Lassig, do you still have as your primary goal growing trophy bluegill? If so, I would echo what Dave said, which is that you don't need to create any beds; if you tried to stop the bluegill from spawning you'd be hard-pressed to short of shooting the males one by one with a .22 rifle as they were about to fertilize the eggs. I've never seen a pond that had bluegill in which they didn't spawn successfully, usually without any help at all.

If your goal was trophy bass it would make sense to maximize their spawning success because doing so would lead to more forage for the bass. But if you want to grow the largest bluegill possible, your foremost priority, the most important thing you can do by far, is keeping the bluegill numbers low so the ones that live have more food - just as you would regularly thin out the bass numbers, and aggressively so, if you wanted trophy bass, so you should do everything possible to minimize small bluegill numbers. In a pond that's properly managed this way it's not uncommon for the bluegill to average close to a pound apiece - I've done this more than once, without the benefit of automatic feeders (which I never had a chance to employ until this year).

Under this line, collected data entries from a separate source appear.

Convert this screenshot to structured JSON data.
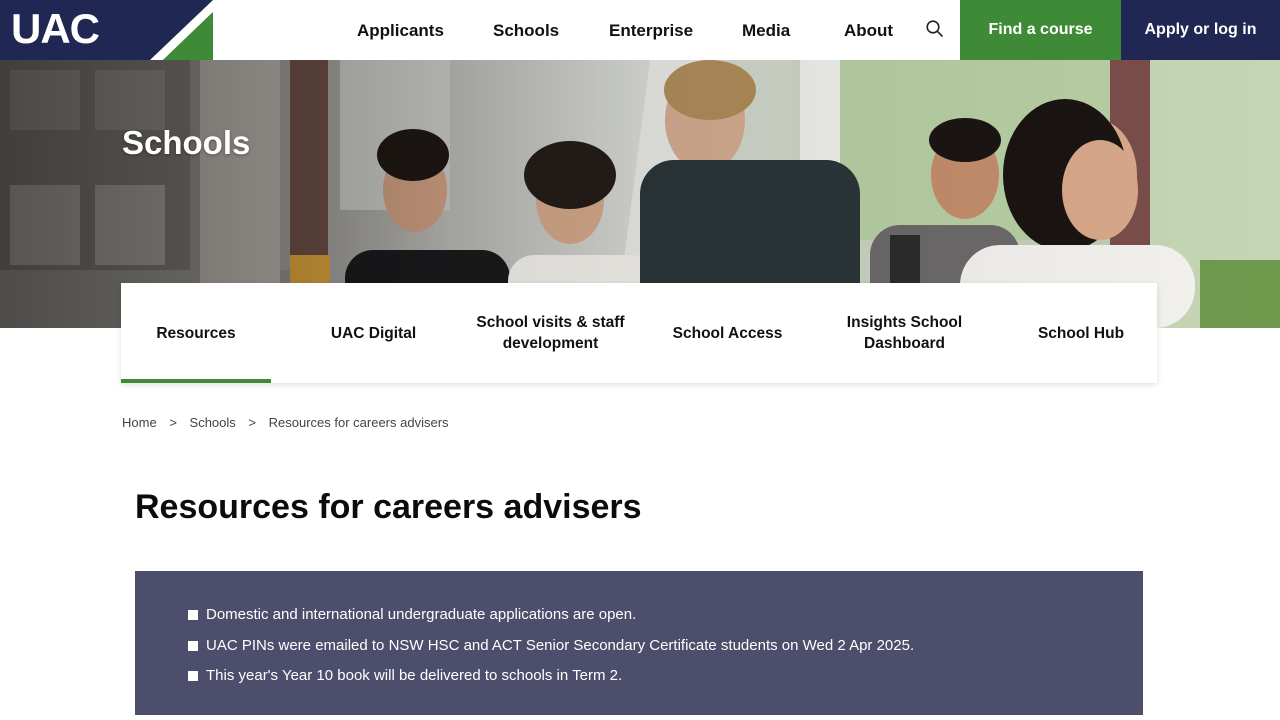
{
  "header": {
    "logo_text": "UAC",
    "nav": [
      "Applicants",
      "Schools",
      "Enterprise",
      "Media",
      "About"
    ],
    "search_icon": "search-icon",
    "find_course_label": "Find a course",
    "apply_label": "Apply or log in"
  },
  "hero": {
    "title": "Schools"
  },
  "subnav": {
    "items": [
      {
        "label": "Resources",
        "active": true
      },
      {
        "label": "UAC Digital"
      },
      {
        "label": "School visits & staff development"
      },
      {
        "label": "School Access"
      },
      {
        "label": "Insights School Dashboard"
      },
      {
        "label": "School Hub"
      }
    ]
  },
  "breadcrumb": {
    "items": [
      "Home",
      "Schools",
      "Resources for careers advisers"
    ],
    "separator": ">"
  },
  "page": {
    "title": "Resources for careers advisers"
  },
  "notice": {
    "items": [
      "Domestic and international undergraduate applications are open.",
      "UAC PINs were emailed to NSW HSC and ACT Senior Secondary Certificate students on Wed 2 Apr 2025.",
      "This year's Year 10 book will be delivered to schools in Term 2."
    ]
  },
  "colors": {
    "brand_navy": "#1f2752",
    "brand_green": "#3e8a36",
    "notice_bg": "#4c4e6c"
  }
}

Fisheries biologists who have studied Lake Ketona in Alabama, which produced the world-record bluegill (T.S. Hudson, 1950) at four pounds twelve ounces, concluded that one of the prime factors in the exceptional growth rate of the bluegill in the lake (the second-biggest on record also came from Ketona, 4 lbs. 10 oz.) was the steep banks that provide the bluegill with very limited spawning areas. The lake also has a large population of small bass, which of course was cited by the biologists as another key factor as the bass eat most of the bluegill at the fry and fingerling stage such that the few that survive have all the food they want, and grow at an unheard-of rate.

Bluegill will spawn on mud, gravel, whatever is available; they prefer gravel substrate; but you don't want to give them what they prefer if you're looking to grow two-pound bluegill. Some bluegill enthusiasts go so far as to stock nothing but male bluegill in a pond, to eliminate spawning altogether. That's probably the surest route to a two-pounder, but the goal is still achievable with a spawning population. But the more you help them spawn, the more you let them do their natural prolific thing, the smaller your bluegill are going to be, automatic feeders or not.